The Board agreed with the judge that the Respondent violated Section 8(a)(1) by announcing and conducting a poll among its employees in Jan. 1999 and that the Respondent, through President and CEO Scott Rose, violated Section 8(a)(1) by indicating to employees on March 11, 1999, that the Respondent would conduct future polls at will. It reversed the judge’s finding that the Respondent violated Section 8(a)(1) by making similar statements on March 5, 1999. Member Schaumber found that any interference with employee rights arising from Rose’s March 11 comments were isolated and de minimis and, thus, did not violate Section 8(a)(1).

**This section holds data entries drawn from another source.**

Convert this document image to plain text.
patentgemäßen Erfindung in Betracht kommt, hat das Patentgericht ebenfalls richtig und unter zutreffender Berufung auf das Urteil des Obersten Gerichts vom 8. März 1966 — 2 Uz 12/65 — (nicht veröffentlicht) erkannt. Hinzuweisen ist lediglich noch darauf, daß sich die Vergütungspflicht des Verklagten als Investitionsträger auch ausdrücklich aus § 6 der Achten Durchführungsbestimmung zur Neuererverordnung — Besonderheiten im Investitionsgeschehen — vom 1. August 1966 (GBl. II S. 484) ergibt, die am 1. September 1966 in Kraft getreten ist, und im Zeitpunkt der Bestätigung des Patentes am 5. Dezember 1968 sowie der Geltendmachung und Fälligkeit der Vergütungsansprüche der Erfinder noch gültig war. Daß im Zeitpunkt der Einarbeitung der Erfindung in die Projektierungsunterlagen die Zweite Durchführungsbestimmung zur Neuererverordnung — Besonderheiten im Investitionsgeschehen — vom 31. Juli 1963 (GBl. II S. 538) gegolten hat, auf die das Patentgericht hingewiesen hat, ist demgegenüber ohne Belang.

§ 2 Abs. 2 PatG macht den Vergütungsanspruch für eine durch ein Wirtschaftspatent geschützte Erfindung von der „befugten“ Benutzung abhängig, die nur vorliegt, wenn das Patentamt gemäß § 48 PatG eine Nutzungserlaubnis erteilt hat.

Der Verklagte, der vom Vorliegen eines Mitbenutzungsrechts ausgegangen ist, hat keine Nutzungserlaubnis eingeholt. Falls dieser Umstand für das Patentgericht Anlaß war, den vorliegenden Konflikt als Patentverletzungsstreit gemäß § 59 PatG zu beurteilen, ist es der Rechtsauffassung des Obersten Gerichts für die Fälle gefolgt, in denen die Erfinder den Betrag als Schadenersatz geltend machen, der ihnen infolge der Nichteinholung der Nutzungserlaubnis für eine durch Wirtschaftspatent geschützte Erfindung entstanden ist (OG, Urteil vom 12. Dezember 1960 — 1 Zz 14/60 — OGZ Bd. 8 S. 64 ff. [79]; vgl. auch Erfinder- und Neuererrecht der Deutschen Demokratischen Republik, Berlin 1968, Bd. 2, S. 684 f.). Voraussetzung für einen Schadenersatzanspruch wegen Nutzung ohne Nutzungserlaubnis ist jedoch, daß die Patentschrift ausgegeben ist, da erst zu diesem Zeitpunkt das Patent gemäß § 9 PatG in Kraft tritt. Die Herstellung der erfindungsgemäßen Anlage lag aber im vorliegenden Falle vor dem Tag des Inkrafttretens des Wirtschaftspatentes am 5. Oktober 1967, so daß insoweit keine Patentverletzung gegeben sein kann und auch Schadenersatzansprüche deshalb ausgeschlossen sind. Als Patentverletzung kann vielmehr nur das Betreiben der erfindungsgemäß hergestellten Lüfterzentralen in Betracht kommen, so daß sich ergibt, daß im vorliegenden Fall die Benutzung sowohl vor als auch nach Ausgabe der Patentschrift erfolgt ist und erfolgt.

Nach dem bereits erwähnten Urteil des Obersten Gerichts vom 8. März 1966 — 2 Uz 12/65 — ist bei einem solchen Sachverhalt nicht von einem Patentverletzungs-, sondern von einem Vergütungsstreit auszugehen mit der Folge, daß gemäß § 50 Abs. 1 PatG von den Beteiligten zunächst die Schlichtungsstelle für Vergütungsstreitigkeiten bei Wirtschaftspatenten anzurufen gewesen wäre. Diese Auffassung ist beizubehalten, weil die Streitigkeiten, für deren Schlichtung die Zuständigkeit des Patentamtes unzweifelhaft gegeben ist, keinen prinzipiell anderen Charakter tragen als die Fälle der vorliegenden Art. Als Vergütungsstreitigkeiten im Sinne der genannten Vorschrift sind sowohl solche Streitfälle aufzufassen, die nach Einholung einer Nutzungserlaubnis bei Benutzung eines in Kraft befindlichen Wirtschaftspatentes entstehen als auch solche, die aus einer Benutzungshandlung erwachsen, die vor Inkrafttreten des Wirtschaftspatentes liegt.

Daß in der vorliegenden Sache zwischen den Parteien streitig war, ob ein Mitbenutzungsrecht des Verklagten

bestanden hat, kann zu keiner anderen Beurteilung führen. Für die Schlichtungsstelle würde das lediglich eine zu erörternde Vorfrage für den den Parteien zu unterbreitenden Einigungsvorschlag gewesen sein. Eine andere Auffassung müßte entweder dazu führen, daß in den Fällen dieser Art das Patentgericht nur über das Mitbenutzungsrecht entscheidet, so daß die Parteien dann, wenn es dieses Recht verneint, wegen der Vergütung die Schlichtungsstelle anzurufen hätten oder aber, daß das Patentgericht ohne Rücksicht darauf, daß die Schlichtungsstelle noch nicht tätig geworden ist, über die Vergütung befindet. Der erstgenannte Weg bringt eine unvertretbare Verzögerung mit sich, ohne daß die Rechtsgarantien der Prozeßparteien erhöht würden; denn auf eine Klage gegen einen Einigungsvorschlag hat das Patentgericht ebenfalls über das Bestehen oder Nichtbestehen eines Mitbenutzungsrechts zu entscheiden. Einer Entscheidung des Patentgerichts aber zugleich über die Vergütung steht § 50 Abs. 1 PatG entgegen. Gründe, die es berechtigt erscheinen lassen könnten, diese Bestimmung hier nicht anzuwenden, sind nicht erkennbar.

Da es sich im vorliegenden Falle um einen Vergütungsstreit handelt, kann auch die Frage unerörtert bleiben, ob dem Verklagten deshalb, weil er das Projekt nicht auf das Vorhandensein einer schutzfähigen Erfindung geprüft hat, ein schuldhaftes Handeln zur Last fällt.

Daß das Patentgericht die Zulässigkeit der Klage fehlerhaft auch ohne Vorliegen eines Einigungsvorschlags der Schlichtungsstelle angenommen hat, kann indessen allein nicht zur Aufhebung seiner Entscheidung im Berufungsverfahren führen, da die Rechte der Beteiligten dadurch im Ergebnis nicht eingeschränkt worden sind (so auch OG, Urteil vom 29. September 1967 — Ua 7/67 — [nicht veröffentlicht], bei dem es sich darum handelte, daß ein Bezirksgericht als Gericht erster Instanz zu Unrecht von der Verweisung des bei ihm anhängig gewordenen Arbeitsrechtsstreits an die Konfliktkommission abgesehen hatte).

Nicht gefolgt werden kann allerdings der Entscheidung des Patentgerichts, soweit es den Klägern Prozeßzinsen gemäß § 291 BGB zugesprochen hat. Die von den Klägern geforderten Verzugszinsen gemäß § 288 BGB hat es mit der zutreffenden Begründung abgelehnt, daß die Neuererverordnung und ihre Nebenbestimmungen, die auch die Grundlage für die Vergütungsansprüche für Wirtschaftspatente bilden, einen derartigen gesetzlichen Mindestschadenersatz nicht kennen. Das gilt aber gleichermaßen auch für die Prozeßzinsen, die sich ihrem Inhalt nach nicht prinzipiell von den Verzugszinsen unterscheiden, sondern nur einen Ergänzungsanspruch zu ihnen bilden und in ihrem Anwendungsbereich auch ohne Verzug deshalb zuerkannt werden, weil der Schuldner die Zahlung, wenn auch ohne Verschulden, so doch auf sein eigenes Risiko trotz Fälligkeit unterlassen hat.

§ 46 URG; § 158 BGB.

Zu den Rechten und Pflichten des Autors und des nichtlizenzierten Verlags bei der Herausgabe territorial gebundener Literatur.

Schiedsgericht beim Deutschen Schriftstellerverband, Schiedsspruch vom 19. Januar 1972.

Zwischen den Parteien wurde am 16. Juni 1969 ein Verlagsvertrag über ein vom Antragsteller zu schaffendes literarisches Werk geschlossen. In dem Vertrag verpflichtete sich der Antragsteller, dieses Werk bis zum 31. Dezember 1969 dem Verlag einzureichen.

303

Agreeing with the judge, the Board held that the Respondent violated Section 8(a)(1) by coercively interrogating employees during a series of Feb. 2000 interviews. Specifically, it affirmed the judge’s finding that the Respondent coercively interrogated the employees in the first group interview on Feb. 2, 2000, by failing to give the assurances required by Johnnie’s Poultry. Member Schaumber found it unnecessary to pass on this finding because it would be cumulative and would not affect the remedy. The Board also adopted the judge’s finding that the Respondent coercively interrogated Susan Reyes on Feb. 28, 2000, by asking about her participation in union membership drives other than the 1997 drive, saying: “By questioning Reyes about her participation in other union drives, the Respondent ‘exceed[ed] the necessities of the legitimate purpose by prying into other union matters . . . .’” Johnnie’s Poultry, supra at 775.

(Chairman Battista and Members Schaumber and Walsh participated.)

Charge filed by Machinists District Lodge 121; complaint alleged violation of Section 8(a)(1). Hearing at Madison, Feb. 29-March 3, 2000. Adm. Law Judge Robert M. Schwarzbart issued his decision April 9, 2001.